Ia mendesak LPSK (Lembaga Perlindungan Saksi dan Korban) bersama KemenPPPA dan Kemenkes memperluas jangkauan layanan trauma healing hingga ke pelosok, termasuk melalui pendekatan digital dan komunitas berbasis sekolah.
Bukan Seremonial, Tapi Titik Balik Komitmen Bangsa
Puan menegaskan bahwa peringatan Hari Anak Nasional tidak boleh sekadar menjadi acara simbolik, melainkan momentum refleksi dan aksi nyata. Ia mengingatkan bahwa komitmen untuk melindungi anak adalah amanat konstitusi dan fondasi menuju Indonesia Emas 2045.
“Kalau kita ingin Indonesia kuat, maka anak-anak harus kuat. Dan kekuatan itu lahir dari rasa aman, dicintai, didengar, dan dilindungi,” tutupnya.
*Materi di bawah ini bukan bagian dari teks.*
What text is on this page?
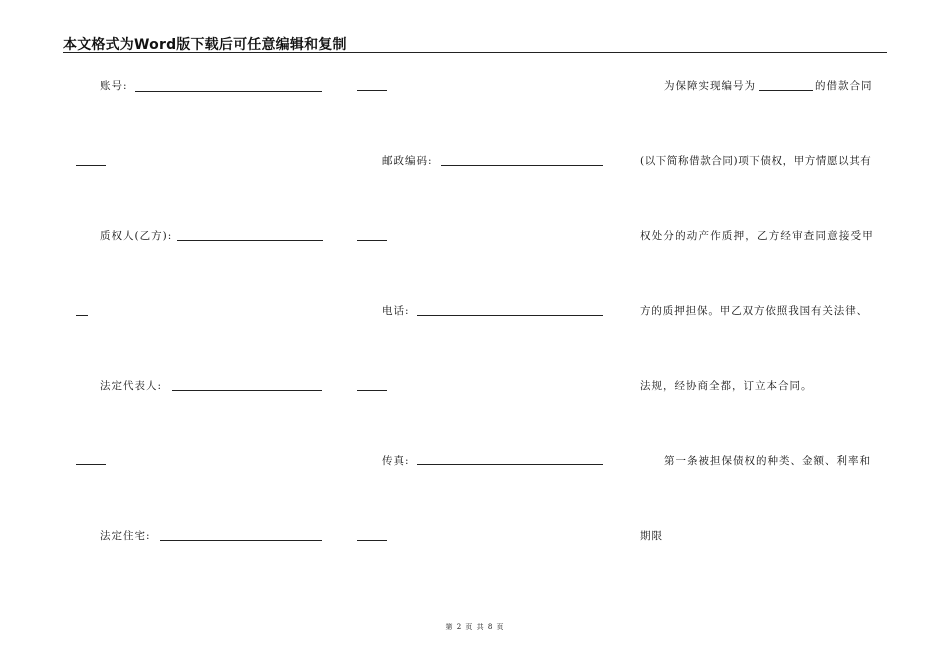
本文格式为Word版下载后可任意编辑和复制
账号:
质权人(乙方):
法定代表人:
法定住宅:
邮政编码:
电话:
传真:
为保障实现编号为	的借款合同
(以下简称借款合同)项下债权，甲方情愿以其有
权处分的动产作质押，乙方经审查同意接受甲
方的质押担保。甲乙双方依照我国有关法律、
法规，经协商全都，订立本合同。
第一条被担保债权的种类、金额、利率和
期限
第 2 页 共 8 页
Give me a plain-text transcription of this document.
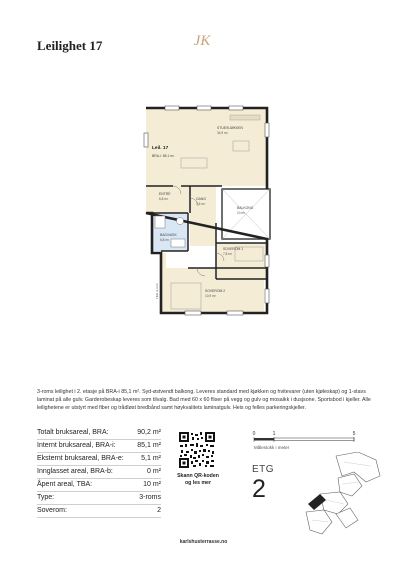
Leilighet 17	JK
Leil. 17
BRA-i: 85,1 m²
STUE/KJØKKEN
34,9 m²
ENTRÉ
6,8 m²	GANG
7,6 m²
BALKONG
10 m²
BAD/VASK
6,8 m²
SOVEROM 1
7,8 m²
SOVEROM 2
10,9 m²
TEK. 2,3 m²
3-roms leilighet i 2. etasje på BRA-i 85,1 m². Syd-østvendt balkong. Leveres standard med kjøkken og hvitevarer (uten kjøleskap) og 1-stavs laminat på alle gulv. Garderobeskap leveres som tilvalg. Bad med 60 x 60 fliser på vegg og gulv og mosaikk i dusjsone. Sportsbod i kjeller. Alle leilighetene er utstyrt med fiber og trådløst bredbånd samt høykvalitets laminatgulv. Heis og felles parkeringskjeller.
Totalt bruksareal, BRA:	90,2 m²
Internt bruksareal, BRA-i:	85,1 m²
Eksternt bruksareal, BRA-e: 5,1 m²
Innglasset areal, BRA-b:	0 m²
Åpent areal, TBA:	10 m²
Type:	3-roms
Soverom:	2
Skann QR-koden
og les mer
0	1	5
Målestokk i meter
ETG
2
karlshusterrasse.no
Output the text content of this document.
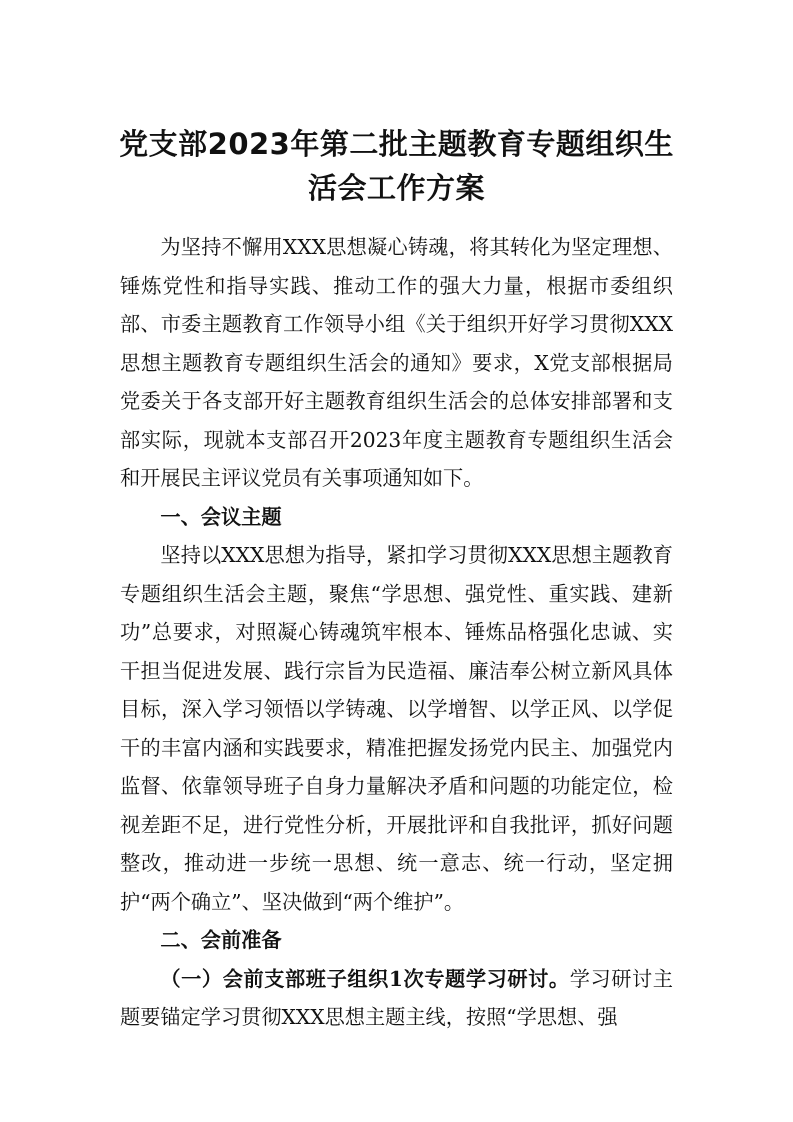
党支部2023年第二批主题教育专题组织生
活会工作方案

为坚持不懈用XXX思想凝心铸魂，将其转化为坚定理想、锤炼党性和指导实践、推动工作的强大力量，根据市委组织部、市委主题教育工作领导小组《关于组织开好学习贯彻XXX思想主题教育专题组织生活会的通知》要求，X党支部根据局党委关于各支部开好主题教育组织生活会的总体安排部署和支部实际，现就本支部召开2023年度主题教育专题组织生活会和开展民主评议党员有关事项通知如下。

一、会议主题

坚持以XXX思想为指导，紧扣学习贯彻XXX思想主题教育专题组织生活会主题，聚焦“学思想、强党性、重实践、建新功”总要求，对照凝心铸魂筑牢根本、锤炼品格强化忠诚、实干担当促进发展、践行宗旨为民造福、廉洁奉公树立新风具体目标，深入学习领悟以学铸魂、以学增智、以学正风、以学促干的丰富内涵和实践要求，精准把握发扬党内民主、加强党内监督、依靠领导班子自身力量解决矛盾和问题的功能定位，检视差距不足，进行党性分析，开展批评和自我批评，抓好问题整改，推动进一步统一思想、统一意志、统一行动，坚定拥护“两个确立”、坚决做到“两个维护”。

二、会前准备

（一）会前支部班子组织1次专题学习研讨。学习研讨主题要锚定学习贯彻XXX思想主题主线，按照“学思想、强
Langkah Strategis yang Didukung DPR RI
Dalam upaya mewujudkan sistem perlindungan anak yang komprehensif, Puan menyampaikan beberapa rekomendasi konkret yang akan didorong DPR RI ke dalam legislasi dan anggaran:
- Percepatan RUU Perlindungan Anak Digital
Mengatur sistem verifikasi usia, klasifikasi konten, perlindungan data anak, dan sanksi terhadap platform. - Penguatan Pendidikan Karakter dan Anti Kekerasan di Kurikulum Sekolah
Dimulai dari tingkat PAUD hingga SMA, dengan pelatihan guru dan pendamping anak. - Ekspansi Layanan Psikologis dan Pendampingan Anak Korban Kekerasan
Diperluas ke puskesmas, sekolah, dan pusat layanan masyarakat. - Program Literasi Digital bagi Anak dan Orang Tua
Dijalankan secara massif melalui platform sekolah, komunitas, dan media sosial. - Evaluasi Anggaran Perlindungan Anak di APBN
Pastikan alokasi mencukupi dan digunakan tepat sasaran.
Penutup: Generasi Anak yang Dilindungi adalah Aset Masa Depan
Hari Anak Nasional 2025 menjadi pengingat bahwa anak-anak bukan hanya objek belas kasih, tetapi subjek hukum yang punya hak-hak mutlak untuk dihormati dan dilindungi. Seruan Puan Maharani mencerminkan kesadaran politik bahwa masa depan bangsa ditentukan oleh keputusan hari ini—apakah kita cukup berani melindungi mereka?
Melalui suara Ketua DPR RI, anak-anak Indonesia kembali diingatkan bahwa mereka tidak sendirian. Negara hadir, dan akan terus hadir, jika keberpihakan benar-benar diwujudkan melalui tindakan nyata.